# Freezing Homemade Ravioli



## lyndalou (Oct 24, 2004)

Last weekend, I made ravioli using won ton wrappers for the pasta.  I made too many, so I froze some (uncooked) and  last night tried to cook them, along with some frozen ravioli from the supermarket.  They were a disaster.  Does anyone have an idea how I messed up?


----------



## kadesma (Oct 24, 2004)

Lynda, what happened ?  I make ravioli all the time but I don't use won ton wrappers. I use either homemade dough or purchased from an Italian deli. 
kadesma


----------



## Audeo (Oct 24, 2004)

Lyndalou (Ha!  Remembered the "Y"!), exactly how was it a disaster?  What happened?  Was it while cooking, or did something happen before that point???

(Inquiring minds want to know!)


----------



## lyndalou (Oct 24, 2004)

The frozen ravioli from the supermarket turned out well, but mine just sort of melted  and had no shape .  Thankfully, I had enough of the other for my guests, and they never knew I messed up.

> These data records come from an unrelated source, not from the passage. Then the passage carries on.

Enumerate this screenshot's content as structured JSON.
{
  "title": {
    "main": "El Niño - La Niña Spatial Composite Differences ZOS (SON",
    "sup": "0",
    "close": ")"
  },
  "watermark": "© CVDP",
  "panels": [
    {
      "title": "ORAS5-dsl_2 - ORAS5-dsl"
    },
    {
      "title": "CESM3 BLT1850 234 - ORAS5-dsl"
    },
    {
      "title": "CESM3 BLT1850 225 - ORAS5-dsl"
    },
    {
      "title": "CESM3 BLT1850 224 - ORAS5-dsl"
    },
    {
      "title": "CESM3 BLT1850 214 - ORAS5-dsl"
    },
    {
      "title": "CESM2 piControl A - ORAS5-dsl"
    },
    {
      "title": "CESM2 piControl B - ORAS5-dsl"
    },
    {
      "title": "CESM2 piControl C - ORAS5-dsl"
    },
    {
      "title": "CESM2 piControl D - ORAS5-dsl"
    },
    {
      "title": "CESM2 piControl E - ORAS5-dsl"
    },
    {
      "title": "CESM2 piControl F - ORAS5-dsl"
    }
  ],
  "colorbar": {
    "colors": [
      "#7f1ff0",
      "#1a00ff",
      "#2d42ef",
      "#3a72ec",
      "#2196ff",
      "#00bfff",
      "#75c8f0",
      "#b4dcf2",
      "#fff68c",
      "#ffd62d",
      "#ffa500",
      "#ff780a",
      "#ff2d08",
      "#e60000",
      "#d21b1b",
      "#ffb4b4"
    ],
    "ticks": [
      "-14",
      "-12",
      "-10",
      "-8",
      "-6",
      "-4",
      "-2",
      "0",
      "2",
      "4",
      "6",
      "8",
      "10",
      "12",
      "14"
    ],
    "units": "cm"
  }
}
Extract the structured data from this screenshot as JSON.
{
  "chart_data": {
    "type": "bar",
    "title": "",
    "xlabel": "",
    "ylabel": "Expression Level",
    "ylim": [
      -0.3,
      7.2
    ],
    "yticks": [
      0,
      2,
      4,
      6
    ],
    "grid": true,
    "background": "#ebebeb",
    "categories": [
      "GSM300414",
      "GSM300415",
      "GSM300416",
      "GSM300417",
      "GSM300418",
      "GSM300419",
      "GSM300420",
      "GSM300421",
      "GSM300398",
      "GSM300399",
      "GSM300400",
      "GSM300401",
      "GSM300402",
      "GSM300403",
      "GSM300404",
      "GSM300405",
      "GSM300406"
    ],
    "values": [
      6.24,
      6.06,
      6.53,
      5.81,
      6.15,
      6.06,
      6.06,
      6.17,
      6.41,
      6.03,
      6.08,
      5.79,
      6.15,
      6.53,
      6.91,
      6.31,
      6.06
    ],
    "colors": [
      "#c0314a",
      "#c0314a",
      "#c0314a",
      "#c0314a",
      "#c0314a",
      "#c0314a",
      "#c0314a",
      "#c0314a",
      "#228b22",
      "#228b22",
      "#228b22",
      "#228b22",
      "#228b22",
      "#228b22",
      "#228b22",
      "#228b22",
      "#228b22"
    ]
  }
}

Do you think I overcooked them?

Hey, Audeo thanks for remembering the spelling.  My parents thought this was unique, and maybe it was so many years ago.


----------



## Audeo (Oct 24, 2004)

You may have overcooked them.  I've never used wonton wrappers as ravioli pasta, but I can't imagine them just dissolving and falling apart...unless...

Darkstream gave me invaluable advice on cooking pastas in general and ravioli specifically in another thread.  And the one thing he stated about ravioli was NOT to cook in boiling water, but simmering.  His tips have made all the difference in the world for me, and my homemade pasta dough is a whole new wonderful animal these days.

As far as your "Y" is concerned...I bet Elf remembers, too!


----------